After a while the birds left the nest alone, and I left the apartment for a few hours. When I returned around two o'clock I found two more yellowjackets on the carpet. It had been more than 24 hours since my call and the nest had still not been eradicated. I called the apartment manager's office and explained that I had called the day before about it, but nothing had been done. I told her that I would call this an emergency. I was ready to tell her that if I got stung by a wasp in my own apartment, I would not be paying next month's rent. Fortunately I didn't have to go that far. She said she would send someone right away.

About 30 minutes later, as I browsed the internet, I heard a noise that sounded like it was coming from the air-conditioner in the next room. I looked out the window in my office, but saw no handyman. Now what could it be? I went into my bedroom, and there he was…IN my bedroom! I had never heard him knock, so, with my permission to enter, he did! By the time I found him, he was already cleaning up and getting ready to leave. He had already removed the nest, put a new grille on the front outside, pulled the unit inside through the wall and cleaned it out! And then he fixed the drain plug in my "master" bedroom wash basin!
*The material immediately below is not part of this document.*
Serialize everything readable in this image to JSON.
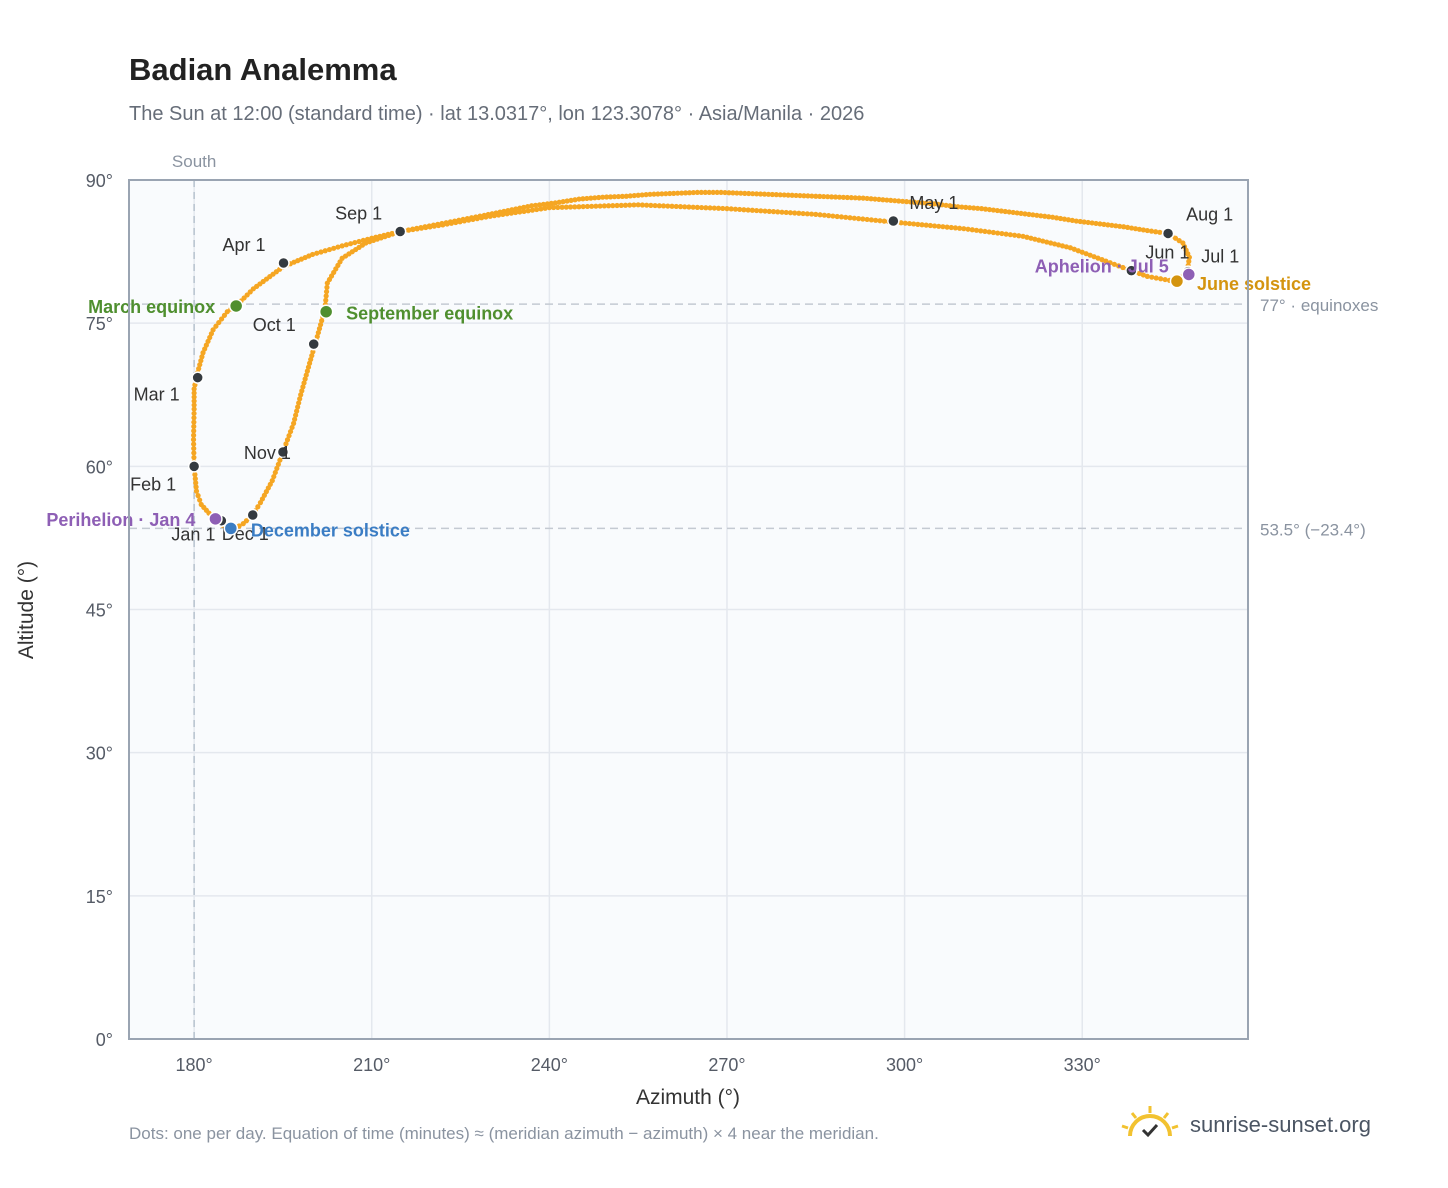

So now I'm wasp-free, I've slept three nights on my week-old bed and I got a glimpse of Mother Nature proving to me that even she hates wasps!

3 comments:

kenju said...

Boy, that is some tale! I hope they stay gone. Our bees are still here, even thought the bee man removed his hive and caulked everything. I saw them 3 days later; coming out and going into a very small hole in the caulk above a window. That hole wasn't there before, so either they drilled to get in - or one of them drilled to get out - I don't know which. At least they aren't IN the house4.

fermicat said...

I'm a Yellow Jackets fan, but that doesn't mean I want any real ones in my house! I would have lost my patience with your situation. When I lived in New England, I had a problem every summer with paper wasps. They would build nests all over everything in my yard and fly all over the place making a nuisance of themselves. Gah!

Tony Gasbarro said...

kenju— I had hoped they would stay gone, too, but early Sunday afternoon I almost put my hand on one as I reached for my backpack to get my laptop computer out! This one was in my office, next to the bedroom where they were getting in before. Then I went into my bedroom to get a shoe with which to kill the bugger, and there were TWO wasps in there! I'm hoping they were just stragglers who didn't get the memo, but we'll see tomorrow!

fermicat— I'm a more patient person than most realize, but you can bet I was swearing up a storm during the above-mentioned-to-kenju situation happened!